Now that makes no sense to me, except as a sort of interim or stop-gap defensive measure. If some black dude gets in my face about the how great it is to be black, I will be tempted to get in his face and reply in kind.
But that sort of thing does not comport well with my irenic, philosophical nature. We need to transcend our tribalisms and learn to respect each other as persons with equal rights. We are equal as persons!
But what could that mean? Is it not just empty talk? It sounds like the pious verbiage of a preacher or a politician who doesn't really believe what he is saying but says it because he is paid to do so.
Talk of equal rights and respect for persons is indeed empty if naturalism is true. If we are nothing but a species of clever land mammal, then talk of equality is blather. For we are obviously not equal empirically either as individuals or as groups. The alt-righties and neo-reactionaries hammer on this point and they are correct in so doing. So normative equality cannot be grounded in empirical equality if for no other reason than that there is no empirical equality. On the other hand, normative equality cannot 'float in the air.' It cannot subsist independently of any basis in reality.
What then could possibly ground our normative equality as persons with equal rights to life, liberty, and property, if we are nothing but complex physical systems? If there is no equality in fact, how could there be in norm?

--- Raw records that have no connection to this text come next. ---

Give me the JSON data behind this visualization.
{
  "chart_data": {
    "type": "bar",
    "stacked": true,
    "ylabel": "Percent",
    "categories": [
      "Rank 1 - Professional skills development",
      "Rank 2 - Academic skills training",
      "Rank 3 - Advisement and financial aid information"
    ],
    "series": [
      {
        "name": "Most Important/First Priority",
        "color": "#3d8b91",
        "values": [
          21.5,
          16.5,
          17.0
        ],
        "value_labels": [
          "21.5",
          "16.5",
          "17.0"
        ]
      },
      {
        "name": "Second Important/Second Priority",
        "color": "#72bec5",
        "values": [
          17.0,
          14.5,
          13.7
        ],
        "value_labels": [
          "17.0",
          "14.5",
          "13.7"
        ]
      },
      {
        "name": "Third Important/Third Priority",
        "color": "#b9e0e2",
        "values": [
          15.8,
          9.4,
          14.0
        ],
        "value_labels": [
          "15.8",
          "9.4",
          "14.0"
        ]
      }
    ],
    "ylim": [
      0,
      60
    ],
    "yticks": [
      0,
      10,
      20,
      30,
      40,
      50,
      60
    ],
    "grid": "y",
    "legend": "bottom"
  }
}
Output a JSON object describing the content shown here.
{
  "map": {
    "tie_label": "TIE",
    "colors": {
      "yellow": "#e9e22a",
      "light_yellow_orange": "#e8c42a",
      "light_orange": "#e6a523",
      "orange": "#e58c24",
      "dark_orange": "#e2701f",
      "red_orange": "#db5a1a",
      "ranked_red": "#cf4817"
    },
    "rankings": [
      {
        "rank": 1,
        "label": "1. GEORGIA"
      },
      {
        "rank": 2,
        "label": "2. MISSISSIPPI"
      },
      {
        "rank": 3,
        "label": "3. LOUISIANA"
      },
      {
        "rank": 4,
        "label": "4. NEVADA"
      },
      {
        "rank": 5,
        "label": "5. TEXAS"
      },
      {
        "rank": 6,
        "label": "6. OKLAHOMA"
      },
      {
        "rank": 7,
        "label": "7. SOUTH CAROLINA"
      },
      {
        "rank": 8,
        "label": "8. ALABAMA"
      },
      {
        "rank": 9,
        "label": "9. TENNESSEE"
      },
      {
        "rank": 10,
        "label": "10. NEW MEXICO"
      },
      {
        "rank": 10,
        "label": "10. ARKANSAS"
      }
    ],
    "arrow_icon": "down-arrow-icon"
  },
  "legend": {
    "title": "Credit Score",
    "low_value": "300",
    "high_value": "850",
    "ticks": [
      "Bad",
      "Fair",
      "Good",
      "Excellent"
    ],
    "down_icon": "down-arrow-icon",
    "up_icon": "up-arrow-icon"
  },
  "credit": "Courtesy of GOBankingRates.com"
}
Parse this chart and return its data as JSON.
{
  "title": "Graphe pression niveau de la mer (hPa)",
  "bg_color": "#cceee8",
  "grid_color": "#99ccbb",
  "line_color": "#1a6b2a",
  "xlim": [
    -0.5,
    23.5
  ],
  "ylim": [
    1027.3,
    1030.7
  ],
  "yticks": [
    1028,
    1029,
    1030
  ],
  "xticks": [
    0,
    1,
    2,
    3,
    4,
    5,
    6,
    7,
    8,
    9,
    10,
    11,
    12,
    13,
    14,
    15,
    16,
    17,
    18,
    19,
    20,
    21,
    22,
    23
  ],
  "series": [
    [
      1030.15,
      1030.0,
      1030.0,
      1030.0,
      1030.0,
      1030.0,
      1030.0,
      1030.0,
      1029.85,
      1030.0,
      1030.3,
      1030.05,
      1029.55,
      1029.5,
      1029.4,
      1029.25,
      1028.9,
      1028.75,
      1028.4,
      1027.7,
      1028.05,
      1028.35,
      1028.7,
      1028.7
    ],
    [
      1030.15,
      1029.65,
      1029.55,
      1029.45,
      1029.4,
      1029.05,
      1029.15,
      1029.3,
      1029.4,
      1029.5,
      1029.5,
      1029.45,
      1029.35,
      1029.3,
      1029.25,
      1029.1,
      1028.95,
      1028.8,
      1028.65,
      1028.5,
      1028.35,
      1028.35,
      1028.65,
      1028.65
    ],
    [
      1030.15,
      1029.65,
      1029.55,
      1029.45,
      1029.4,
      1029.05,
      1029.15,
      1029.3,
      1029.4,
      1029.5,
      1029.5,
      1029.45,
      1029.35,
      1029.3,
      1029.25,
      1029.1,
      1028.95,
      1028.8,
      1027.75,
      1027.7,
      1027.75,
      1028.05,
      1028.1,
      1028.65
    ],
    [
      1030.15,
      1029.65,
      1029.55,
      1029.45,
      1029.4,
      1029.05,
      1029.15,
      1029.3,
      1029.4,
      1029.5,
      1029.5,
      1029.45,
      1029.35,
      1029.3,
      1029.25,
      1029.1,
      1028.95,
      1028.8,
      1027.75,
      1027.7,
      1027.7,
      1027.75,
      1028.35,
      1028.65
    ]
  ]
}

If naturalism is true, what could make it morally wrong always and everywhere and for everyone — not just pragmatically or prudentially inadvisable in particular circumstances — for one group to enslave another? Nothing that I can see. Not the ability to reason since, on naturalism, that is just an empirical feature of human organisms. In any case, the ability is not equally present in human animals. Hoe could a non-normative property, unequally distributed, ground a right to be tretaed with respect and never to be treated as a means only? If you say that all normal humans have the ability to reason to some degree or other, then you are abstracting away from our differences. How could that abstraction, which remains on the non-normative plane, ground a right to be treated equally?
Here is the problem expressed as an aporetic tetrad:
1) Humans are not empirically equal either as individuals or as groups.
2) Talk of the normative equality of persons, that each ought to be treated as an end and never merely as a means (Kant), is empty if it cannot be provided with a basis in concrete non-normative reality.
3) Naturalism is true: concrete reality is exhausted by the space-time system and its contents.
4) Persons are normatively equal.
The limbs of the tetrad are inconsistent; something has to give. (1) is non-negotiably true as a matter of plain fact. (2) is extremely plausible, and we are committed to (4) if, as our moral intuitions instruct us, slavery, sex trafficking, and the like are moral abominations. So I reject (3).
If (3) is false, then it is possible that theism is true. If all finite persons are creatures of one and the same infinite person, then all persons are metaphysically equal. This metaphysical fact is then the non-normative basis that grounds the normative equality of persons.
Question for atheists: If you hold that slavery is morally wrong, what on your view makes it morally wrong?